As we can't do a IUI at a doctor here in Germany (it's against the law) we do it "by ourselves" at home with a known donor. For that I am wearing a "Superman"-T-Shirt :) You know - the "S"-Symbol Superman wears on his chest...well...we say the "S" stands for "Sperm-Shirt" *lol*. It's to support the "Swimmers" or the "Sperm". It's abolutely silly but we have fun everytime I put it on. We don't want to be too "stiff" about this whole process. We are trying to have a baby - that's a wonderful thing. And a little bit fun can't hurt :)
Great idea and I hope your TWW goes by quickly!
I totally understand the lack of control during the tww. You prepare, temp, drink fertilty tea, and then stand on your head for 45 minutes - then you wait. With no control of the wait or what's happening... the only thing you can do is eat pineapple and sunflower seeds in hopes that fertilized egg will stick.
We really don't have any rituals. We just do the dirty deed and hope for the best. lol Not very exciting... I know.
i've given up on rituals. we used to have lots of them, but as the months have passed, we've slowly abandoned them...
i love your necklace, its beautiful. i bought a necklace after my miscarriage too (a pearl, since i was due in june). i wear it every single day.
I've got my fingers crossed for you. And us. We have lately been trying to not think about it too much and just BE. I think part of it is that we can't keep getting so stressed and we are trying to "let it happen" as closely as it can be done when we have to plan so hard.
We didn't do anything special.

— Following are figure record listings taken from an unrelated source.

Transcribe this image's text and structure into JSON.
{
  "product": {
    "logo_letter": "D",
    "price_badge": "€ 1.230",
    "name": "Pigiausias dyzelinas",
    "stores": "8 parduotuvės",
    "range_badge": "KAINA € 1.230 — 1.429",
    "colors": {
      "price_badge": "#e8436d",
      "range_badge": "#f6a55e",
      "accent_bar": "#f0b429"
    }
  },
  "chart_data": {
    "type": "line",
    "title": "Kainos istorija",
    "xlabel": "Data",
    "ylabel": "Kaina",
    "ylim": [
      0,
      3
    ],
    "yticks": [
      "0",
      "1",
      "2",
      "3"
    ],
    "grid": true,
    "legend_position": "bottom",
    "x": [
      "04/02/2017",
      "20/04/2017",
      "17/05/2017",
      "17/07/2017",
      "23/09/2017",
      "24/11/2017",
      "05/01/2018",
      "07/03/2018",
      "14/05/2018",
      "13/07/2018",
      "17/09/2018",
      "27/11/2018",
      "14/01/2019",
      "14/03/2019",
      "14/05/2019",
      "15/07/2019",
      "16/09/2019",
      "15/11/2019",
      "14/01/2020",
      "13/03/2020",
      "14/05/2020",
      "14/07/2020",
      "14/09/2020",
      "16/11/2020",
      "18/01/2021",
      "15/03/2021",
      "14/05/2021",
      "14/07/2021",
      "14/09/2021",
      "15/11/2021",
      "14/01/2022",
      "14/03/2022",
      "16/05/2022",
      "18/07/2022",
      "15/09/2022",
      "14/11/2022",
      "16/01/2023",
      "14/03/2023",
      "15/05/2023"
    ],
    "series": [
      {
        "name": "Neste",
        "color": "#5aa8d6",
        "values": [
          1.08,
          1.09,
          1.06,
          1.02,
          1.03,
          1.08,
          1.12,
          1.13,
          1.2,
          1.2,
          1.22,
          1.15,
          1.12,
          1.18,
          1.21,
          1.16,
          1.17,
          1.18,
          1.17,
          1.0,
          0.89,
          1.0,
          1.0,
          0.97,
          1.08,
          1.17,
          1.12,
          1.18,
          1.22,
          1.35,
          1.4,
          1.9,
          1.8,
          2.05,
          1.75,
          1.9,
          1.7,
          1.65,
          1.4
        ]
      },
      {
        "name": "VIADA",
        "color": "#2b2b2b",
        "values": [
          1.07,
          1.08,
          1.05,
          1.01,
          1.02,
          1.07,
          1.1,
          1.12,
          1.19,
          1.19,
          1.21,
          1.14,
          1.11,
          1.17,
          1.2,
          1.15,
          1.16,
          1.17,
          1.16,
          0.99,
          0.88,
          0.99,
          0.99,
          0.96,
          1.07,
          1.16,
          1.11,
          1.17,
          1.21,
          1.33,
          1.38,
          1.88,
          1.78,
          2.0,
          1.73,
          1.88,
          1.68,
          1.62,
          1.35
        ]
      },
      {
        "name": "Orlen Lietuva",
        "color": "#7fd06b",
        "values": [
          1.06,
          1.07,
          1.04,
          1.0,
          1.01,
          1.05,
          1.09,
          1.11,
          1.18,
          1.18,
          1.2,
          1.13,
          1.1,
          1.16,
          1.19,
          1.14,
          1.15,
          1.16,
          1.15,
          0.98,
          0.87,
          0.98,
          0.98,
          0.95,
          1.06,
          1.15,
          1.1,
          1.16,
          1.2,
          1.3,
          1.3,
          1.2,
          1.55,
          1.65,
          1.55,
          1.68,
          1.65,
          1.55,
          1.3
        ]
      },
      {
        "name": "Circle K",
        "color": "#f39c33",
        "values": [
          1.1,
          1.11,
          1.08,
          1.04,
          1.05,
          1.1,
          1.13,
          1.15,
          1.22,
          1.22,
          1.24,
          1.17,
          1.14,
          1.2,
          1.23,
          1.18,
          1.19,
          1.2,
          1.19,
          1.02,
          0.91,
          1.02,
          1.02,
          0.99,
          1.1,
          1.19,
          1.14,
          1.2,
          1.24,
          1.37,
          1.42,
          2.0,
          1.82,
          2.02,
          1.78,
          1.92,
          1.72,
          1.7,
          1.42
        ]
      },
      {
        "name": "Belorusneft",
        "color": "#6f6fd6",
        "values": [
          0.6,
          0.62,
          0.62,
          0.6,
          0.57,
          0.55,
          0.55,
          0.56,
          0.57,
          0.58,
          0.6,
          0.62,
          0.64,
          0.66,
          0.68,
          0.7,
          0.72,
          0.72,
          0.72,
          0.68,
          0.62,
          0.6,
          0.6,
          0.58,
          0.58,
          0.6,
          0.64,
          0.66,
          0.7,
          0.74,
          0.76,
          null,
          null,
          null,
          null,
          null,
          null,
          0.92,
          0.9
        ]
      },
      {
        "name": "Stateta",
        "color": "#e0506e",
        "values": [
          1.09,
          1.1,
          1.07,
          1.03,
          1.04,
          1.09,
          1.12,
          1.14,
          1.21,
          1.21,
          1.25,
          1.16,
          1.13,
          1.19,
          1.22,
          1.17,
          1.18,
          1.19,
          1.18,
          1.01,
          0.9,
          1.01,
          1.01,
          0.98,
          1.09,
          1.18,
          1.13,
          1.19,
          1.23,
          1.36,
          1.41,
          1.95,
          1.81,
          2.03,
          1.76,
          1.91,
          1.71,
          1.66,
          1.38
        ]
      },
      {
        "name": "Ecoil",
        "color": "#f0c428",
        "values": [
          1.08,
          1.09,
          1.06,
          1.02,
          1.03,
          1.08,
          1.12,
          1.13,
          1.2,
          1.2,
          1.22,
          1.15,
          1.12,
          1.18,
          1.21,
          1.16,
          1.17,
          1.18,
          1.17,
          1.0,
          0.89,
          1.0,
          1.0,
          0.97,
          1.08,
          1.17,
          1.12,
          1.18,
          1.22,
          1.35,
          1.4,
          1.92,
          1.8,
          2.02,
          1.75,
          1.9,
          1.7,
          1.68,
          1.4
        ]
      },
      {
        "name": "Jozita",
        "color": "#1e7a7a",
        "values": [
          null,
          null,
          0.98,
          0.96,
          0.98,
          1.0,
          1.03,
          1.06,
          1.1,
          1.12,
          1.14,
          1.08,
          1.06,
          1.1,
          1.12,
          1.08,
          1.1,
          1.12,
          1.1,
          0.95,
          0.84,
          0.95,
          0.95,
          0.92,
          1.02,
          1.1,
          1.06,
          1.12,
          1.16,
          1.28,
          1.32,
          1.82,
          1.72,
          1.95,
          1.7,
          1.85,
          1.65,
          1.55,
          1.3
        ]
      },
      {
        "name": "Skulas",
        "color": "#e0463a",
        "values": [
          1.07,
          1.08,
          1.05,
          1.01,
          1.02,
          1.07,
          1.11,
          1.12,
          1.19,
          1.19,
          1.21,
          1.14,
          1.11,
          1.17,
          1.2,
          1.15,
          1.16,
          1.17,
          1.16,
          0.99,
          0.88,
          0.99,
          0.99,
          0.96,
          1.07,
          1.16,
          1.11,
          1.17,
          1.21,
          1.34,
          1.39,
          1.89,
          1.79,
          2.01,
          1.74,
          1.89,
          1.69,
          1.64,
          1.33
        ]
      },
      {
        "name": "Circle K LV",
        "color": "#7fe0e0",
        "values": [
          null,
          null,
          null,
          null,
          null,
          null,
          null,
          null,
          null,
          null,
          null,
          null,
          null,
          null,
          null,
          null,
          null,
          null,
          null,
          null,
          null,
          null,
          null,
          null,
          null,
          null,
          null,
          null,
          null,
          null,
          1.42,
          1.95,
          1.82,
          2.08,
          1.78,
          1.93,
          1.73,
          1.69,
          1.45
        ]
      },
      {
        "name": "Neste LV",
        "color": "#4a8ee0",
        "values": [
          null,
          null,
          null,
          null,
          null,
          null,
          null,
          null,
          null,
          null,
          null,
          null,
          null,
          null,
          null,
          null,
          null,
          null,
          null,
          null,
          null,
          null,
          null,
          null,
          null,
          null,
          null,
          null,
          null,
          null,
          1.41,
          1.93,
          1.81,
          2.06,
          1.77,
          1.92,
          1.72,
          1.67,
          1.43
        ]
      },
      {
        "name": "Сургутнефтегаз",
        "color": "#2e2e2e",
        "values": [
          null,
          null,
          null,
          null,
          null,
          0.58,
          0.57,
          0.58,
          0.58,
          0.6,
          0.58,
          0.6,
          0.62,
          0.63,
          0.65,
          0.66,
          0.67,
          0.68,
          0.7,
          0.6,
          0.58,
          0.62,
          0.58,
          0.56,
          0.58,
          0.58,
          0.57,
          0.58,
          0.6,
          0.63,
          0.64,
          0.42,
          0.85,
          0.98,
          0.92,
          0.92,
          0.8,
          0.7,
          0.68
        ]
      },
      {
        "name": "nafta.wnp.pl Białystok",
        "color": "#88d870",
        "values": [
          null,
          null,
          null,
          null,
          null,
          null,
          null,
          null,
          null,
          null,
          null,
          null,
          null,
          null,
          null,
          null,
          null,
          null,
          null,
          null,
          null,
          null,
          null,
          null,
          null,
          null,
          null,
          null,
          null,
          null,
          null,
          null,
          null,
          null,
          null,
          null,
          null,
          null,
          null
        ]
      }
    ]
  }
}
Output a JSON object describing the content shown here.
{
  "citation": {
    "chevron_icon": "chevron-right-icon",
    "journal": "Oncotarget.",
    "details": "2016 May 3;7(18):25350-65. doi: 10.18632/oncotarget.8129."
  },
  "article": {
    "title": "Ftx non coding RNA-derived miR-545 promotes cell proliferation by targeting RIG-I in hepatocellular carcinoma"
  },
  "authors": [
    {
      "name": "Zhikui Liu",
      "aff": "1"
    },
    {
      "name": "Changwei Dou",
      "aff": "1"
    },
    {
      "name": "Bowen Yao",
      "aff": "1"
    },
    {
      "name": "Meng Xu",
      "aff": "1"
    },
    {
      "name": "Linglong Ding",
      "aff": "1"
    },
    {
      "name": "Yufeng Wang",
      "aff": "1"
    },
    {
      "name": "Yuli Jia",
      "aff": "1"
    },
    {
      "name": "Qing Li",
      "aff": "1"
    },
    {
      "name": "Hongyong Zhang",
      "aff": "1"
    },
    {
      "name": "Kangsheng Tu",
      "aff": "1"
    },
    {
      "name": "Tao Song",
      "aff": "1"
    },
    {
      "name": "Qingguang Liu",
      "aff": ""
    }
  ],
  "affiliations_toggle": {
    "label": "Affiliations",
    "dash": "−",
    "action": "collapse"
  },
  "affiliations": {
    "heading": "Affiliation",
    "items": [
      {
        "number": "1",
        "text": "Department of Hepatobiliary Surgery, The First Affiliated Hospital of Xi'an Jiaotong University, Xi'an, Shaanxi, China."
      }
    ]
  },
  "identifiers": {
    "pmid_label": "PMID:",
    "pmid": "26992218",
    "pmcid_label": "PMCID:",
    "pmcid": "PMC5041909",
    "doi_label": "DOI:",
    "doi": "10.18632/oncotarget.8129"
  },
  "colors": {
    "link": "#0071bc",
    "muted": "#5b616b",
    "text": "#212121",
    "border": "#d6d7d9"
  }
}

Just did it and on weekends, treated ourselves to a nice breakfast out afterwards.
We did at-home IUIs and I would lay down for a 1/2 hour or so afterwards thinking intently about sperm meeting egg while my partner rubbed my stomach and said encouraging words (i.e. "swim, little guys, swim!).
I don't know if this one counts since I only did it once, but the month I conceived I ate brazil nuts and pineapple halfway through the TWW.
Fingers crossed for you!
Good luck ladies!
We don't have any rituals, really. We do some visualizations to relax us and try to invite our babe into our lives. I also wear my wife's underwear on insemination days. I know, tmi =)
This is a great idea! Maybe you will let me steal it on one of my twws?
Sadly I have abandoned rituals that I started when we first began ttc. Nothing seemed to pay off you know? I used to take 16 herb and supplement pills each day as prescribed by the acupuncturist but I can't keep it up. I rarely go for acupuncture anymore either.
I don't really have anything else I do other than try to be calm, positive and visualize a successful pregnancy. I take my prenatals and try to keep my sanity.